Le blessé s’agitait de plus en plus et Sven poussa doucement les deux hommes dans l’autre partie de la tente.

— Il faut le laisser reposer en paix, dit-il. Je vais faire en sorte qu’il dorme jusqu’à ce soir.

— Ne puis-je rester près de lui ? pria le jeune homme. Je ne bougerai pas, je ne…

— Non. Il y a un léger mieux et je pense que, ce soir peut-être, il reprendra connaissance. Revenez à ce moment-là !

— Venez souper avec moi ! dit Fersen. S’il se produisait quelque chose, soyez sans crainte, je vous appellerai ! Laissez-moi votre Indien, je vous l’enverrai en cas de besoin et reposez-vous sur moi, mon ami. Je crois qu’en mettant ce blessé sur mon chemin, la main de Dieu s’est étendue sur vous. Comptez sur moi pour l’aider de toutes mes forces. De toute façon, je vais faire demander l’un des aumôniers de l’armée… si toutefois il veut bien franchir le seuil d’un protestant !

Avec une affection de frère, il embrassa le jeune homme et le poussa dehors où Pongo, les bras croisés sur la poitrine, attendait, immobile comme une statue d’acajou. Avec son impassibilité coutumière, il accueillit sans un mot l’ordre de demeurer à la disposition du comte de Fersen, se contentant de s’asseoir, les jambes croisées au pied de la tente pour y attendre sans boire, sans manger et sans même lever un sourcil aussi longtemps qu’il plairait à celui qu’il s’était donné pour maître.

Gilles regagna ses quartiers dans un état voisin du somnambulisme, sans rien voir et sans rien entendre. Pourtant, sur son chemin, les troupes éclataient de joie à cause d’un simple morceau d’étoffe blanche qui, sur les ruines de la ville assiégée, venait de remplacer le drapeau anglais. C’était la reddition. Cornwallis abandonnait la partie et demandait à parlementer. C’était peut-être la fin de cinq années de lutte et de misère mais Gilles, pour la première fois, ne se sentait pas concerné.
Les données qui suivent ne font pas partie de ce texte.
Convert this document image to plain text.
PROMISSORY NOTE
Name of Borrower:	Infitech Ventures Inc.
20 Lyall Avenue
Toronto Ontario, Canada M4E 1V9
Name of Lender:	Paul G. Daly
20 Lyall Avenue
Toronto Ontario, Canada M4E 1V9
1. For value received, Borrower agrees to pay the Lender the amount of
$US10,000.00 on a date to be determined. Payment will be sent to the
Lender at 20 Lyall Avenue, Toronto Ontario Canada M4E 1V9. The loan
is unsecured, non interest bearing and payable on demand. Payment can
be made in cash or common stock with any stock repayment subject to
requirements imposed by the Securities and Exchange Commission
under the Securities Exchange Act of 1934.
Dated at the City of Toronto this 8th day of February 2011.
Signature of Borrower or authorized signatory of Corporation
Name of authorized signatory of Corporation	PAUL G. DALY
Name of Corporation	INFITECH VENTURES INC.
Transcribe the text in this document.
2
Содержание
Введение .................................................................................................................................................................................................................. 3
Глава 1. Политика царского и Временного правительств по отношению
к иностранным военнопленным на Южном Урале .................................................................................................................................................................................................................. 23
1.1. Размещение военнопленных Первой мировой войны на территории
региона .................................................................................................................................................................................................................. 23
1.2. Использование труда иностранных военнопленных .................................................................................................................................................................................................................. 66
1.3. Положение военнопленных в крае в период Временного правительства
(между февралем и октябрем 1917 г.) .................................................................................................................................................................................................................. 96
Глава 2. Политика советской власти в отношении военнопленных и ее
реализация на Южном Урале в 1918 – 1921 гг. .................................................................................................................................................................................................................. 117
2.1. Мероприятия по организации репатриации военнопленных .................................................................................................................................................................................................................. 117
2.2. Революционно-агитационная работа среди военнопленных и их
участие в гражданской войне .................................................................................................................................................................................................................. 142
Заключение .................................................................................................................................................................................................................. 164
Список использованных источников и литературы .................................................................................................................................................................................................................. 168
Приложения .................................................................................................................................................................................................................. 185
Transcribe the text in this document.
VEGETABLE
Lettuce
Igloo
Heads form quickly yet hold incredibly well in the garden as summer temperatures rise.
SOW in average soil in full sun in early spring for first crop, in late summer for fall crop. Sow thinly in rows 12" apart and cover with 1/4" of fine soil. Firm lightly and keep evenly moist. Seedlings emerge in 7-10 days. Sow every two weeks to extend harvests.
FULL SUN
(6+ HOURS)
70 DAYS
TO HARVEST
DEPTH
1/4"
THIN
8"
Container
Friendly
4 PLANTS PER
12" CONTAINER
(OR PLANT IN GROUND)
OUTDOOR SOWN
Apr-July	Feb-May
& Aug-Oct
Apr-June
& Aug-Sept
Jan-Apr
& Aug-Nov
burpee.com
Seul comptait pour lui égoïstement son bouleversement intérieur.

Sa course aveugle s’acheva dans les bras de Tim qui, hilare, lui barrait le chemin.

— Eh bien ! Où cours-tu comme ça avec une tête de catastrophe ? C’est la joie, c’est la victoire et toi, tu as l’air de revenir de l’autre monde…

— C’est que j’en viens peut-être ! J’en suis même à me demander si je ne suis pas en train de devenir fou… ou si je rêve. Depuis une heure… j’ai vécu l’impossible !

Le rire de Tim s’éteignit. Sans lâcher le jeune homme qu’il tenait aux épaules, il scruta son visage défait.

— Un ami, dit-il gravement, ça doit pouvoir comprendre même l’impossible. Et je suis ton ami. Raconte !

Il l’entraîna sous sa tente, lui ingurgita une solide ration d’un rhum dont il semblait détenir une inépuisable provision et regarda avec satisfaction les couleurs revenir au visage gris de son ami.

— Il paraît que tu as été appelé chez le colonel suédois ! dit-il. La Fayette est furieux et il a peut-être raison si c’est lui qui t’a mis dans cet état.